At the time of Mr. and Mrs. Palinkas's signing with Orlando, the team was in severe financial straits, having lost thousands of dollars running the team on a large budget. The incoming ownership group sought a way to draw fans to the gate without the big-budget talent it had relied upon in the 1960s. The publicity that came with a female football player, and the profits that could be realized by hiring a box-office draw at league minimum salary, was likely a key factor in the duo's signing.

Palinkas's first day of play was August 15, 1970, against the Bridgeport Jets, in front of roughly twelve thousand fans. On her first play, Palinkas was attacked by Jets defenseman Wally Florence, who admittedly (and unsuccessfully) attempted to "break her neck" as punishment for what he perceived to be "making folly with a man's game." In response, Palinkas turned to her husband (who had also been roughed on the same play) and said nonchalantly, "Are you ready, honey?" She blamed the uncharacteristic behavior on being under the influence of a tranquilizer (which she normally did not use) she had taken before the game to calm her nerves. Palinkas went on to appear four more times: three consecutive successful extra-point kicks, and a field goal attempt that was blocked.

After her husband injured his leg (reducing his field goal range from 40 yards to an unacceptable 25 yards) and failed to make the preseason cut, Palinkas (after surviving a threat from ACFL Commissioner Cosmo Iacavazzi to block her contract and prevent her from playing) remained the team's holder for a new kicker, Ron Miller, mainly because she was a draw at the box office; she lost interest in playing the game soon after the decision and was suspended shortly after the start of the season.

After being placed on the Panthers' taxi squad, Palinkas left the team, in part due to the low pay; she received $25 for each of the two preseason games in which she appeared, and was planning on demanding a greater share than the standard $100 ACFL salary had she played in any regular-season games. Palinkas was one of several Panthers players who quit the team prior to the end of the season because of salary disputes, and several of her teammates complained of not being paid at all. She held an option to return to the team in 1971 (which transferred to the Roanoke Buckskins after the Panthers suspended operations) but, because of the relocation distance and other problems she experienced during her time playing football, she let it lapse.

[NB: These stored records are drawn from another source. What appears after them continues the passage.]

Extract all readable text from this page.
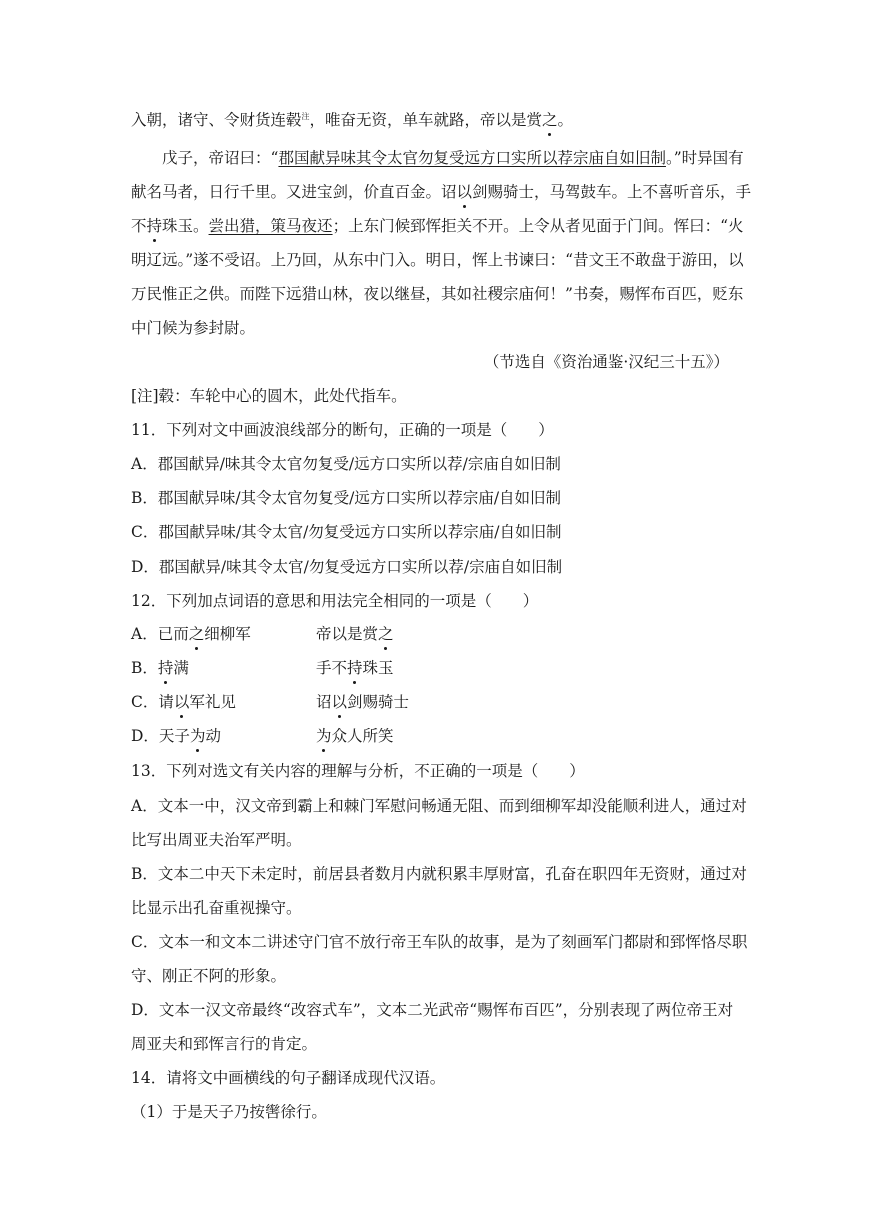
入朝，诸守、令财货连毂$^注$，唯奋无资，单车就路，帝以是赏之。
戊子，帝诏曰：“郡国献异味其令太官勿复受远方口实所以荐宗庙自如旧制。”时异国有
献名马者，日行千里。又进宝剑，价直百金。诏以剑赐骑士，马驾鼓车。上不喜听音乐，手
不持珠玉。尝出猎，策马夜还；上东门候郅恽拒关不开。上令从者见面于门间。恽曰：“火
明辽远。”遂不受诏。上乃回，从东中门入。明日，恽上书谏曰：“昔文王不敢盘于游田，以
万民惟正之供。而陛下远猎山林，夜以继昼，其如社稷宗庙何！”书奏，赐恽布百匹，贬东
中门候为参封尉。
（节选自《资治通鉴·汉纪三十五》）
[注]毂：车轮中心的圆木，此处代指车。
11．下列对文中画波浪线部分的断句，正确的一项是（　　）
A．郡国献异/味其令太官勿复受/远方口实所以荐/宗庙自如旧制
B．郡国献异味/其令太官勿复受/远方口实所以荐宗庙/自如旧制
C．郡国献异味/其令太官/勿复受远方口实所以荐宗庙/自如旧制
D．郡国献异/味其令太官/勿复受远方口实所以荐/宗庙自如旧制
12．下列加点词语的意思和用法完全相同的一项是（　　）
A．已而之细柳军	帝以是赏之
B．持满	手不持珠玉
C．请以军礼见	诏以剑赐骑士
D．天子为动	为众人所笑
13．下列对选文有关内容的理解与分析，不正确的一项是（　　）
A．文本一中，汉文帝到霸上和棘门军慰问畅通无阻、而到细柳军却没能顺利进人，通过对
比写出周亚夫治军严明。
B．文本二中天下未定时，前居县者数月内就积累丰厚财富，孔奋在职四年无资财，通过对
比显示出孔奋重视操守。
C．文本一和文本二讲述守门官不放行帝王车队的故事，是为了刻画军门都尉和郅恽恪尽职
守、刚正不阿的形象。
D．文本一汉文帝最终“改容式车”，文本二光武帝“赐恽布百匹”，分别表现了两位帝王对
周亚夫和郅恽言行的肯定。
14．请将文中画横线的句子翻译成现代汉语。
（1）于是天子乃按辔徐行。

Palinkas, after her brief stint in professional football, returned to her home in Tampa, Florida, to start a family and continue her career as a first grade teacher, a career that would span over 40 years. She remained a football fan after her playing career, supporting the establishment of the Tampa Bay Buccaneers. In 2018, she indicated plans to donate her uniform to the Pro Football Hall of Fame. She spent her last years in Clearwater, Florida, where she had been living with the family of one of her daughters after Stephen's death; she died June 21, 2025.